I could take that perspective as tragic. Perhaps it’s the reason I have the desire to pretend to originality: because I’m sad and afraid of the notion that I’m just an idea-puppet.
But I’m choosing instead to look at this from the perspective of connection. The fact that my thoughts occur as a link in an unbroken chain of thought reaching back into the mists of the past is really quite romantic. If everything we see and think and experience is really some kind of ongoing echo of the original mysterious bang that started everything, then what an honor it is to be able to recognize my own divine role in moving this little piece forward, just a scooch.
And so we come to growing.
Part of my growth is coming into a fuller realization of what I just expressed. As I live my life, I encounter more and more echoes of thoughts and ideas, take them into myself, filter through them and choose (or have chosen for me) which to pass along. I grow simply by being, and by being open to receiving. (I wonder to what degree being open and not hiding overlap.)
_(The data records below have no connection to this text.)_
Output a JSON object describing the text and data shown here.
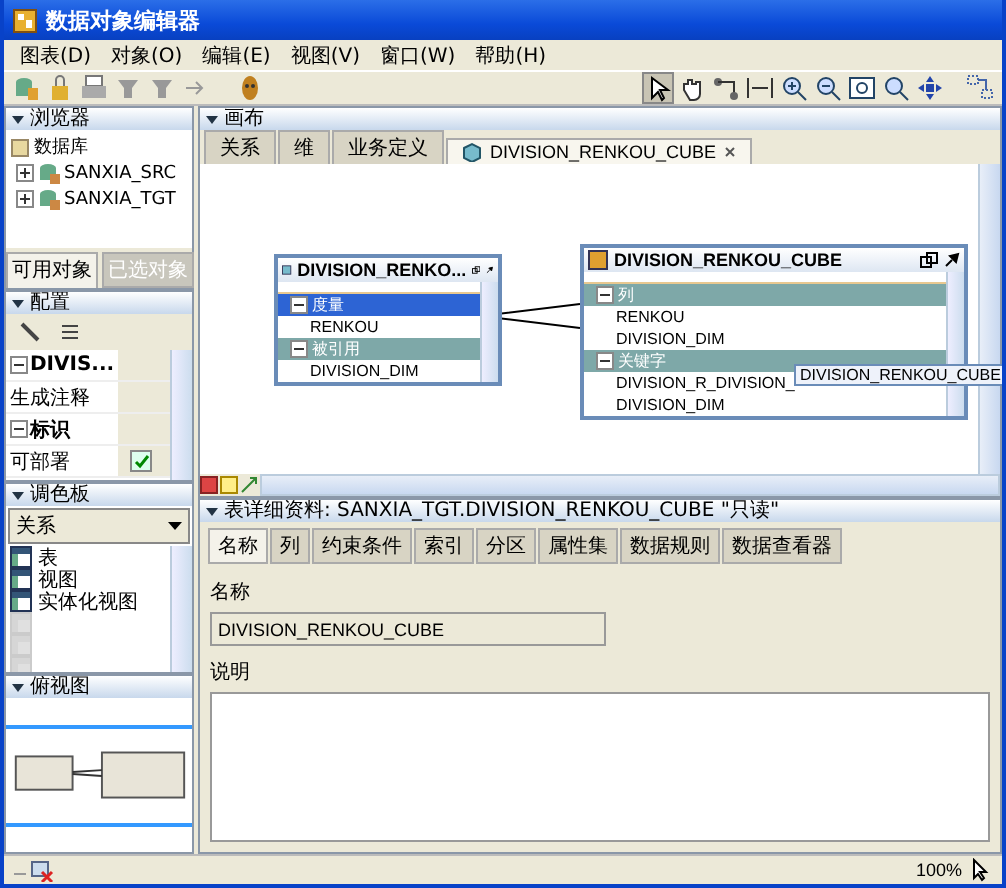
{
  "window": {
    "title": "数据对象编辑器"
  },
  "menu": [
    "图表(D)",
    "对象(O)",
    "编辑(E)",
    "视图(V)",
    "窗口(W)",
    "帮助(H)"
  ],
  "browser": {
    "title": "浏览器",
    "tree": [
      {
        "label": "数据库",
        "children": [
          {
            "label": "SANXIA_SRC",
            "expanded": false
          },
          {
            "label": "SANXIA_TGT",
            "expanded": false
          }
        ]
      }
    ],
    "tabs": [
      {
        "label": "可用对象",
        "selected": true,
        "disabled": false
      },
      {
        "label": "已选对象",
        "selected": false,
        "disabled": true
      }
    ]
  },
  "config": {
    "title": "配置",
    "properties": [
      {
        "kind": "group",
        "label": "DIVIS...",
        "expanded": true
      },
      {
        "kind": "text",
        "label": "生成注释"
      },
      {
        "kind": "group",
        "label": "标识",
        "expanded": true
      },
      {
        "kind": "checkbox",
        "label": "可部署",
        "checked": true
      }
    ]
  },
  "palette": {
    "title": "调色板",
    "dropdown": "关系",
    "items": [
      {
        "label": "表",
        "disabled": false
      },
      {
        "label": "视图",
        "disabled": false
      },
      {
        "label": "实体化视图",
        "disabled": false
      },
      {
        "disabled": true
      },
      {
        "disabled": true
      },
      {
        "disabled": true
      }
    ]
  },
  "bird_view": {
    "title": "俯视图"
  },
  "canvas": {
    "title": "画布",
    "tabs": [
      {
        "label": "关系",
        "selected": false
      },
      {
        "label": "维",
        "selected": false
      },
      {
        "label": "业务定义",
        "selected": false
      },
      {
        "label": "DIVISION_RENKOU_CUBE",
        "selected": true,
        "closable": true
      }
    ],
    "nodes": [
      {
        "title": "DIVISION_RENKO...",
        "rows": [
          {
            "kind": "group",
            "label": "度量",
            "selected": true
          },
          {
            "kind": "column",
            "label": "RENKOU",
            "selected": false
          },
          {
            "kind": "group",
            "label": "被引用",
            "selected": false
          },
          {
            "kind": "key",
            "label": "DIVISION_DIM",
            "selected": false
          }
        ]
      },
      {
        "title": "DIVISION_RENKOU_CUBE",
        "rows": [
          {
            "kind": "group",
            "label": "列",
            "selected": false
          },
          {
            "kind": "column",
            "label": "RENKOU",
            "selected": false
          },
          {
            "kind": "column",
            "label": "DIVISION_DIM",
            "selected": false
          },
          {
            "kind": "group",
            "label": "关键字",
            "selected": false
          },
          {
            "kind": "constraint",
            "label": "DIVISION_R_DIVISION_",
            "selected": false
          },
          {
            "kind": "column",
            "label": "DIVISION_DIM",
            "selected": false
          }
        ]
      }
    ],
    "tooltip": "DIVISION_RENKOU_CUBE"
  },
  "details": {
    "title": "表详细资料: SANXIA_TGT.DIVISION_RENKOU_CUBE \"只读\"",
    "tabs": [
      {
        "label": "名称",
        "selected": true
      },
      {
        "label": "列",
        "selected": false
      },
      {
        "label": "约束条件",
        "selected": false
      },
      {
        "label": "索引",
        "selected": false
      },
      {
        "label": "分区",
        "selected": false
      },
      {
        "label": "属性集",
        "selected": false
      },
      {
        "label": "数据规则",
        "selected": false
      },
      {
        "label": "数据查看器",
        "selected": false
      }
    ],
    "name_label": "名称",
    "name_value": "DIVISION_RENKOU_CUBE",
    "desc_label": "说明"
  },
  "status_bar": {
    "zoom": "100%"
  }
}
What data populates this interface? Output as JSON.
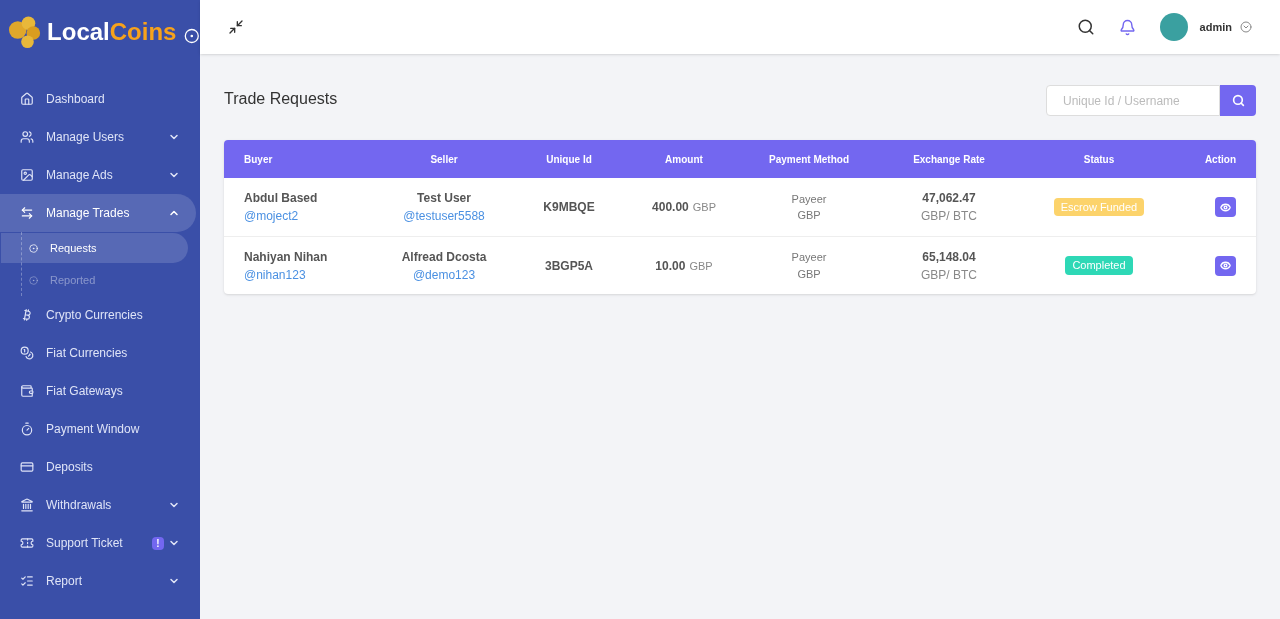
{
  "brand": {
    "first": "Local",
    "second": "Coins"
  },
  "sidebar": {
    "items": [
      {
        "label": "Dashboard",
        "selected": false
      },
      {
        "label": "Manage Users",
        "expanded": false,
        "selected": false
      },
      {
        "label": "Manage Ads",
        "expanded": false,
        "selected": false
      },
      {
        "label": "Manage Trades",
        "expanded": true,
        "selected": true,
        "children": [
          {
            "label": "Requests",
            "selected": true
          },
          {
            "label": "Reported",
            "selected": false
          }
        ]
      },
      {
        "label": "Crypto Currencies",
        "selected": false
      },
      {
        "label": "Fiat Currencies",
        "selected": false
      },
      {
        "label": "Fiat Gateways",
        "selected": false
      },
      {
        "label": "Payment Window",
        "selected": false
      },
      {
        "label": "Deposits",
        "selected": false
      },
      {
        "label": "Withdrawals",
        "expanded": false,
        "selected": false
      },
      {
        "label": "Support Ticket",
        "expanded": false,
        "selected": false,
        "badge": "!"
      },
      {
        "label": "Report",
        "expanded": false,
        "selected": false
      }
    ]
  },
  "topbar": {
    "user": "admin"
  },
  "page": {
    "title": "Trade Requests",
    "search": {
      "placeholder": "Unique Id / Username"
    }
  },
  "table": {
    "columns": [
      "Buyer",
      "Seller",
      "Unique Id",
      "Amount",
      "Payment Method",
      "Exchange Rate",
      "Status",
      "Action"
    ],
    "rows": [
      {
        "buyer": "Abdul Based",
        "buyer_handle": "@moject2",
        "seller": "Test User",
        "seller_handle": "@testuser5588",
        "id": "K9MBQE",
        "amount": "400.00",
        "amount_currency": "GBP",
        "method": "Payeer",
        "method_currency": "GBP",
        "rate": "47,062.47",
        "rate_unit": "GBP/ BTC",
        "status": "Escrow Funded",
        "color": "#fcd36b"
      },
      {
        "buyer": "Nahiyan Nihan",
        "buyer_handle": "@nihan123",
        "seller": "Alfread Dcosta",
        "seller_handle": "@demo123",
        "id": "3BGP5A",
        "amount": "10.00",
        "amount_currency": "GBP",
        "method": "Payeer",
        "method_currency": "GBP",
        "rate": "65,148.04",
        "rate_unit": "GBP/ BTC",
        "status": "Completed",
        "color": "#2ed8b6"
      }
    ]
  }
}
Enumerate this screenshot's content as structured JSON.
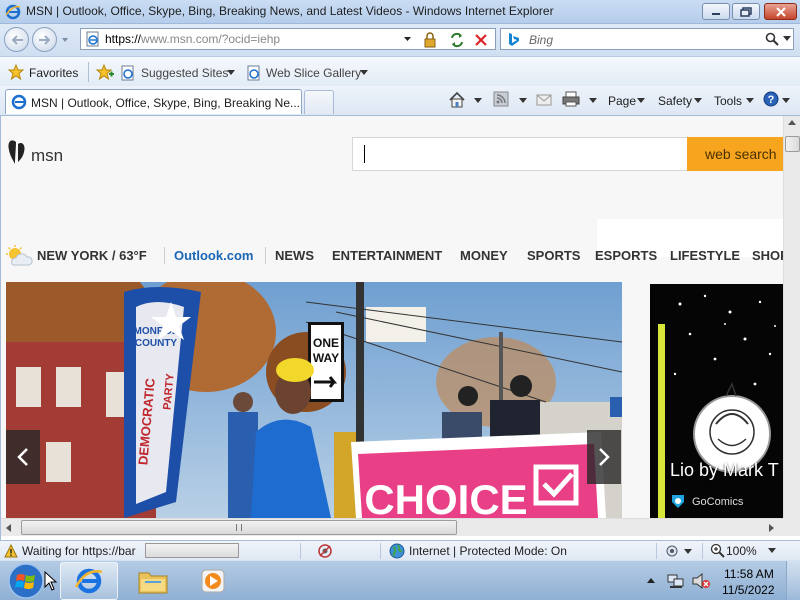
{
  "window": {
    "title": "MSN | Outlook, Office, Skype, Bing, Breaking News, and Latest Videos - Windows Internet Explorer"
  },
  "address_bar": {
    "url_prefix": "https://",
    "url_rest": "www.msn.com/?ocid=iehp"
  },
  "search_bar": {
    "engine": "Bing"
  },
  "favorites_bar": {
    "favorites_label": "Favorites",
    "items": [
      {
        "label": "Suggested Sites"
      },
      {
        "label": "Web Slice Gallery"
      }
    ]
  },
  "tab": {
    "title": "MSN | Outlook, Office, Skype, Bing, Breaking Ne..."
  },
  "command_bar": {
    "page_label": "Page",
    "safety_label": "Safety",
    "tools_label": "Tools"
  },
  "msn": {
    "logo_text": "msn",
    "search_button": "web search",
    "weather": "NEW YORK / 63°F",
    "nav": [
      "Outlook.com",
      "NEWS",
      "ENTERTAINMENT",
      "MONEY",
      "SPORTS",
      "ESPORTS",
      "LIFESTYLE",
      "SHOP"
    ],
    "hero": {
      "sign_one_way": [
        "ONE",
        "WAY"
      ],
      "banner_lines": [
        "MONROE",
        "COUNTY",
        "DEMOCRATIC",
        "PARTY"
      ],
      "poster_text": "CHOICE"
    },
    "comic": {
      "title": "Lio by Mark T",
      "source": "GoComics"
    }
  },
  "status_bar": {
    "text": "Waiting for https://bar",
    "zone": "Internet | Protected Mode: On",
    "zoom": "100%"
  },
  "taskbar": {
    "time": "11:58 AM",
    "date": "11/5/2022"
  },
  "colors": {
    "accent_orange": "#f7a51e",
    "outlook_blue": "#1a66b5",
    "chrome_blue": "#dce7f5"
  }
}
But part of my growth is in realizing that idea I expressed earlier—that something might be of me—must actually be at least somewhat illusory. There is no me. I am just a handful of thoughts and feelings passing through a borrowed lump of cosmic dust organized by a planet that is a living and holy thing, the true mother of all known life.
As such, my growth is inseparably a part of the growth of everything. There is no distinction between me and that. Without me, there is no that. Without that, there is no me. This, too, is not a new idea. Perhaps it is the oldest idea, born when first the universe or reality or God or whatever you want to call it, came to recognize itself by coming to life.
Perhaps that is what I am. Simply life. Perhaps that is what you—what we together—are, floating through space at this place and time.
My thoughts are not my own. They were shared with me by those who came before. I am honored to, in my turn, share them with you here. I hope they serve you well, scant as they may be.